Hall has been taking in animals at her family's KeiJu Farm for decades. She candidly admits that she didn't have the required state permission to be a Michigan Licensed Rehabilitator.

Everyone from farmers and friends to members of the community would bring her all sorts of creatures in need of help, she says, from animals injured by hunters to orphaned baby raccoons.

"We have nothing but wildlife up here. We've moved into their homes. It's our responsibility when something like that happens," she says of her animal rescue work.

Hall, assisted by a crew of volunteers, would do what she could to nurse the animals brought to her back to health so that they could be released back into the wild. Animals that came to her as babies were taught to fish, hunt, and fend for themselves before being let go, she says.

Those animals with more serious disabilities—or which failed to pass tests showing they would be able to survive in the wild—she kept around permanently alongside her domesticated goats, chickens, and alpacas.

"I'm not a fool. I know exactly how this works. I've read articles, books. I've done this all my life," she says.

The crackdown on her rescue operation, Hall says, came after a disgruntled volunteer—who she had let go for stealing—complained to a number of state agencies about her farm.

A few of these agencies conducted uneventful site visits in response to those complaints. Officials from the state's Department of Agriculture showed up, she says, but left after finding no violations and helping her move some hay around.

Things went differently when DNR officials showed up at her farm on January 28.

"Four DNR vehicles pulled into my driveway like SWAT," Hall says. "I think they were expecting me to be erratic. I calmly and quietly took them to the enclosures where the animals were."

What followed was a traumatizing experience for Hall. DNR officials went around scooping up the unpermitted wild animals she was keeping on her farm, including Sassy, a blind raccoon, and several Canadian geese who'd been wounded by hunters and had been living on Hall's farm for a few years.

"Sassy didn't want to move for nothing," recalls Hall. "She didn't want to come. She could sense something was wrong."

A deer that Hall had taken in as a fawn was euthanized that day on the farm. DNR officials gave the animal two injections, one to put it to sleep, and then another to put it down.

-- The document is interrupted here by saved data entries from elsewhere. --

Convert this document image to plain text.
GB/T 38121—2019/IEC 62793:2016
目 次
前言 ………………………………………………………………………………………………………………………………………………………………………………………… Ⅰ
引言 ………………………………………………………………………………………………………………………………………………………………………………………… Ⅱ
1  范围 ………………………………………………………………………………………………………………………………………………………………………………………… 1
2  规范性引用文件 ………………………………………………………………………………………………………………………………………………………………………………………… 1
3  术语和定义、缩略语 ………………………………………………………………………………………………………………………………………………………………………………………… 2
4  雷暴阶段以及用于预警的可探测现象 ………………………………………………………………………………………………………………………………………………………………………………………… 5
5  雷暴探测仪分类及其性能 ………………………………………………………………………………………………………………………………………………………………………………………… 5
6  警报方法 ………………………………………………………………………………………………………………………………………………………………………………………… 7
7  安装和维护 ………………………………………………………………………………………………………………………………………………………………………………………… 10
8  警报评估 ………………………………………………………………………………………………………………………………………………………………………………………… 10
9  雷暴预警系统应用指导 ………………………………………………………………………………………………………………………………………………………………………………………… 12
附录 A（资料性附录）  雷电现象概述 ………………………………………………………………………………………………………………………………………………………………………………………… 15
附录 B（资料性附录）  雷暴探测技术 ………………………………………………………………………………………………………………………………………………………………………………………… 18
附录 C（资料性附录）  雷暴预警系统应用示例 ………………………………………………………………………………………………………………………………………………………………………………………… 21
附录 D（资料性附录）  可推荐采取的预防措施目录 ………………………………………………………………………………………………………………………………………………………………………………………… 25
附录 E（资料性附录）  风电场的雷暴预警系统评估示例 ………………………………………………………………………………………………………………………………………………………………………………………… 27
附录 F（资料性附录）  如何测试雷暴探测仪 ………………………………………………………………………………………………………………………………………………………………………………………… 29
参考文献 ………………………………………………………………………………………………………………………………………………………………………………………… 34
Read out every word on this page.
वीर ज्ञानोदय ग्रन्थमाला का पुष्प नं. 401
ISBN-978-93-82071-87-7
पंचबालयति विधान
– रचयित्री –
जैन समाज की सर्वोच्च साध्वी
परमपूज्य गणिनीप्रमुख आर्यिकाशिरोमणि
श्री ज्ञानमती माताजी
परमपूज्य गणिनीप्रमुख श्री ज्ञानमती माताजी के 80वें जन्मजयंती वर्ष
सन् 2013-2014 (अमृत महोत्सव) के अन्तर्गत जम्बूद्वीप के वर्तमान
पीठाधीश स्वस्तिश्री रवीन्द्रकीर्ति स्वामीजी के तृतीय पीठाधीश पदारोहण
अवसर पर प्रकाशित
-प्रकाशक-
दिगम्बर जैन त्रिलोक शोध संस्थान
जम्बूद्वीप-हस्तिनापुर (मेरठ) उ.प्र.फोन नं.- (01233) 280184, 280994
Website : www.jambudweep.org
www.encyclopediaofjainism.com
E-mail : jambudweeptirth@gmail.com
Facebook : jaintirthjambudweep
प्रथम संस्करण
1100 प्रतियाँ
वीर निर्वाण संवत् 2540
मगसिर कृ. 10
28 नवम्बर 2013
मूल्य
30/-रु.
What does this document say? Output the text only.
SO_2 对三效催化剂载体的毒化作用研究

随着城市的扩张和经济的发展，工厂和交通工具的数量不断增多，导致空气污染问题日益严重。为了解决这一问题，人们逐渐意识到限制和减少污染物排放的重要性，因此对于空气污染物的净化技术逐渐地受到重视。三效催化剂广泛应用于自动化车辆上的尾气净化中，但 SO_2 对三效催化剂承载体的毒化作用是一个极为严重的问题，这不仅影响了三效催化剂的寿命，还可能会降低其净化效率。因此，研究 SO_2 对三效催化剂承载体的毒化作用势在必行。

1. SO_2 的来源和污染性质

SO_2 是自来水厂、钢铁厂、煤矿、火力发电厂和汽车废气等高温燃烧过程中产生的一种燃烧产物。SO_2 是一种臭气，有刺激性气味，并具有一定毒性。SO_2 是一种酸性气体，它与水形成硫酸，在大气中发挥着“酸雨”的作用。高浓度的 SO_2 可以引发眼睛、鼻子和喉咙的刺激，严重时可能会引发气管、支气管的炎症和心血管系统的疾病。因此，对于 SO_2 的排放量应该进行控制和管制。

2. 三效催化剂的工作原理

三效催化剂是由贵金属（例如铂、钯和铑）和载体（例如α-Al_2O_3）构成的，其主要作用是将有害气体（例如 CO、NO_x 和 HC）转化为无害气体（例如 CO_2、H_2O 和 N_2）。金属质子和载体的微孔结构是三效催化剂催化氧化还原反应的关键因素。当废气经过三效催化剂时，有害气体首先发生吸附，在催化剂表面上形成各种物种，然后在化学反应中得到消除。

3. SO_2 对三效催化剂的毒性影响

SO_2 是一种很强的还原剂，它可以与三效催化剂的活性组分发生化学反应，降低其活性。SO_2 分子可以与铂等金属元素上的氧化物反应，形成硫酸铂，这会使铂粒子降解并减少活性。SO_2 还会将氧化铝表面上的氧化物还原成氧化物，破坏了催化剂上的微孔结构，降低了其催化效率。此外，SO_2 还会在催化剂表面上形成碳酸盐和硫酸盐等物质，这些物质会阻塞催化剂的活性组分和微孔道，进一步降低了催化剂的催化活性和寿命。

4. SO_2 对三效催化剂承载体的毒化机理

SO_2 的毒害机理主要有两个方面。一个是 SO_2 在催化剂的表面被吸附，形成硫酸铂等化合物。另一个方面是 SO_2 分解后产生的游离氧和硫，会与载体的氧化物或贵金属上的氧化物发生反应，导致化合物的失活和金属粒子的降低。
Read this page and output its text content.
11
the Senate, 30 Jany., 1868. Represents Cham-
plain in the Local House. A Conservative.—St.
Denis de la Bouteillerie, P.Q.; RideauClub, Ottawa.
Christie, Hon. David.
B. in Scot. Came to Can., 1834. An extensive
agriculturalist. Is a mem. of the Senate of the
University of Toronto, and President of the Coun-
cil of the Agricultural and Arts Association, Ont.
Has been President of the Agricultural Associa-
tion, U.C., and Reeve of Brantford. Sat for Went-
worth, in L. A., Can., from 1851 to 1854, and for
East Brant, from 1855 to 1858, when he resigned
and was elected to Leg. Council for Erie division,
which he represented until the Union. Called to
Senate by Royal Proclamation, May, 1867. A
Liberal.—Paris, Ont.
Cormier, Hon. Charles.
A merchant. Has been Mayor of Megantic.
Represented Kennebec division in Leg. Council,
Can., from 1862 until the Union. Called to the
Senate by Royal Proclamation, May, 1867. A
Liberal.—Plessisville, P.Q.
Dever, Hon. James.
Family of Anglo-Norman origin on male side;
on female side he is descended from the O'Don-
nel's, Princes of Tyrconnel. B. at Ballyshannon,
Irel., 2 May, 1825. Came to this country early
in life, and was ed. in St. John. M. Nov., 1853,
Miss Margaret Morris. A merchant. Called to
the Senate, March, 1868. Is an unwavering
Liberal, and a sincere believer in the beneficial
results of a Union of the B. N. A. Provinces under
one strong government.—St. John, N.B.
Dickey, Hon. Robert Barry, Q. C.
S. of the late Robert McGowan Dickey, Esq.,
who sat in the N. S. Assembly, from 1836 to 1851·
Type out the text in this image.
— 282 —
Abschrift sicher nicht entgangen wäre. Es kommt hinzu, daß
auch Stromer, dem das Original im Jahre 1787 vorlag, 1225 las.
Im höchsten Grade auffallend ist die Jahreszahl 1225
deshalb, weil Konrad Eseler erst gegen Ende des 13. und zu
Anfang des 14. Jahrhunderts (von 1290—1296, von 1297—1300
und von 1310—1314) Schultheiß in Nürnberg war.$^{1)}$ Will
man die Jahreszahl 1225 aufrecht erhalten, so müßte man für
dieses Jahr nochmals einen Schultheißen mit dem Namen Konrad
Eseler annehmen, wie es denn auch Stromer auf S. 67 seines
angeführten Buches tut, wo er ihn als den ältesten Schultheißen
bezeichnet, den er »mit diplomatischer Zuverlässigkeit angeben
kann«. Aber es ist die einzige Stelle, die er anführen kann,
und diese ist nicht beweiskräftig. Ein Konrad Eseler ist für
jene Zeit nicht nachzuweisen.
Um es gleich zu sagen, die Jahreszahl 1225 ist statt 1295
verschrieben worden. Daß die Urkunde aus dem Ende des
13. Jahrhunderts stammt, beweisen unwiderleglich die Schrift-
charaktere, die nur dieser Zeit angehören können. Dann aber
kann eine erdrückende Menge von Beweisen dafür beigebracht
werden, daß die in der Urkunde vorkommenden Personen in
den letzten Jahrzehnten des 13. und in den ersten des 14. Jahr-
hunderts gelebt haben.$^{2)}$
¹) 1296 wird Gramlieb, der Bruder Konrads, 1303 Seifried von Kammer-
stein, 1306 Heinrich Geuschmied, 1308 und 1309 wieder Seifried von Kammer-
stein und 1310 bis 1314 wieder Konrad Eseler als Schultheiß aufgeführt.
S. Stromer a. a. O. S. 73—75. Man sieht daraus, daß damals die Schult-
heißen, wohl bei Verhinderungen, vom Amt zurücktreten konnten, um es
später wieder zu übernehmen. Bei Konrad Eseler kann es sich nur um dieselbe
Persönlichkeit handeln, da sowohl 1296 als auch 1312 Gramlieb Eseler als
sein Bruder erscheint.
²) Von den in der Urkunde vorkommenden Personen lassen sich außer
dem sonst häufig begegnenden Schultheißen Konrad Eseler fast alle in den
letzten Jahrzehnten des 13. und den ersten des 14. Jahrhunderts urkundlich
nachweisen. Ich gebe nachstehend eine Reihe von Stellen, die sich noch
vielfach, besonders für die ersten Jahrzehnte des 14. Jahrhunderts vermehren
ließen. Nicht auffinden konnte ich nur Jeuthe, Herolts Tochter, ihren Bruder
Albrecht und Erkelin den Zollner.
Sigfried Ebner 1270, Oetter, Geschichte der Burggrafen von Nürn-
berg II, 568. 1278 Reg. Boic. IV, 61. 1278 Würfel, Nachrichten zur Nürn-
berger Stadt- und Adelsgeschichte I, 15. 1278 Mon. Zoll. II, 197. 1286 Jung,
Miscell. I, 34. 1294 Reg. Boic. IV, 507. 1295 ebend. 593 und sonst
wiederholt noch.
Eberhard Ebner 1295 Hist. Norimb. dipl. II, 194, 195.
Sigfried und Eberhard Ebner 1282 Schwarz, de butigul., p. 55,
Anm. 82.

"It was so horrible," says Hall, tearing up. "I couldn't fix anything."

The Charlevoix Courier reports that six animals in total were eventually euthanized by DNR. Hall was charged with holding wild animals in captivity without a permit, a misdemeanor offense.

Hall is currently working to get the necessary permits to restart her rescue operation. But that effort could be derailed if she is convicted. She says that she intends to fight the charge, and that a court hearing is set for March.

Hall is clearly rankled that her rescue work has become a legal issue. "If you love and care for an animal," she says, "it's against the law."